Tuesday, November 5, 2024

Sudan Tribune

Plural news and views on Sudan

Darfur rebel alliance attack town, declare truce over

July 3, 2006 (KHARTOUM) — A new alliance of Darfur rebel commanders and political parties have attacked a town on the road to the capital Khartoum, declaring a 27-month-old truce dead, rebels and officials said on Monday.

A_rebel_of_the_JEM.jpgOne of three rebel factions signed an African Union-mediated peace deal in May but since then new alliances have been formed among those who reject the deal.

“The forces of the Justice and Equality Movement (JEM) attacked a town in North Kordofan called Hamrat al-Sheikh,” said a spokesman for the Sudan armed forces. “Sudanese planes have been deployed and the aggression is continuing,” he added.

Hamrat al-Sheikh is on the road between Khartoum and North Kordofan’s main town el-Obeid. It is around 200 kilometers (124 miles) from Sudan’s capital.

JEM has little military power on the ground in Darfur, where the other main rebel group, the fractious Sudan Liberation Army (SLA), controls most of the rebel territories.

JEM formed a new alliance last week called the National Redemption Front (NRF) with a few breakaway SLA commanders and a small political party, the Sudan Federal Democratic Alliance.

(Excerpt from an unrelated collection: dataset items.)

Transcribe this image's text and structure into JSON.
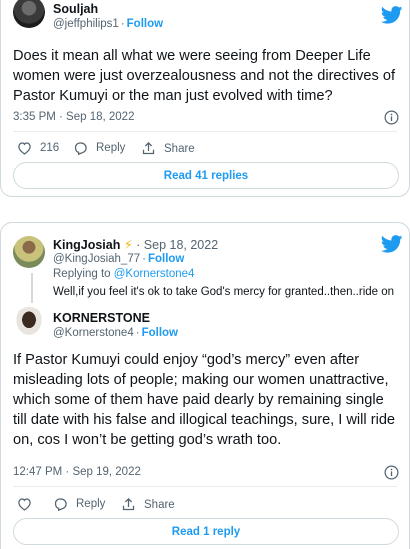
{
  "tweet1": {
    "name": "Souljah",
    "handle": "@jeffphilips1",
    "follow_label": "Follow",
    "text": "Does it mean all what we were seeing from Deeper Life women were just overzealousness and not the directives of Pastor Kumuyi or the man just evolved with time?",
    "time": "3:35 PM · Sep 18, 2022",
    "likes": "216",
    "reply_label": "Reply",
    "share_label": "Share",
    "read_label": "Read 41 replies"
  },
  "tweet2": {
    "name": "KingJosiah",
    "emoji": "⚡",
    "date": "Sep 18, 2022",
    "handle": "@KingJosiah_77",
    "follow_label": "Follow",
    "replying_prefix": "Replying to ",
    "replying_to": "@Kornerstone4",
    "text": "Well,if you feel it's ok to take God's mercy for granted..then..ride on"
  },
  "tweet3": {
    "name": "KORNERSTONE",
    "handle": "@Kornerstone4",
    "follow_label": "Follow",
    "text": "If Pastor Kumuyi could enjoy “god’s mercy” even after misleading lots of people; making our women unattractive, which some of them have paid dearly by remaining single till date with his false and illogical teachings, sure, I will ride on, cos I won’t be getting god’s wrath too.",
    "time": "12:47 PM · Sep 19, 2022",
    "reply_label": "Reply",
    "share_label": "Share",
    "read_label": "Read 1 reply"
  },
  "colors": {
    "accent": "#1d9bf0",
    "muted": "#536471",
    "border": "#cfd9de"
  }
}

Adam Ali Shogar, one of the SLA commanders in the NRF, told Reuters his forces were still in control of Hamrat al-Sheikh.

“God willing, we will be on our way to Khartoum,” he said. “The government has shown it is not committed to the 2004 humanitarian ceasefire so this deal now has no meaning.”

It was the first time a rebel group in Darfur openly stated it was disregarding the April 2004 truce, which had in any case been widely ignored by all sides to the conflict.

During the more than three years of revolt in Darfur, rebels often attacked in Kordofan, which neighbors Darfur, saying they were close to the capital. They never reached Khartoum.

Monday’s attack will be a heavy blow to the May 5 peace deal, already facing criticism from think tanks, Darfuri citizens and even the top U.N. envoy in Sudan, Jan Pronk.

Since the deal, the rebels have split many times and formed many alliances. Commanders have changed sides on numerous occasions.

Many Darfuris reject the deal saying they want more compensation for war victims, more political posts and more transparency in disarming government proxy militias, blamed for much of the rape, pillage and murder that has driven 2.5 million into wretched camps and killed tens of thousands.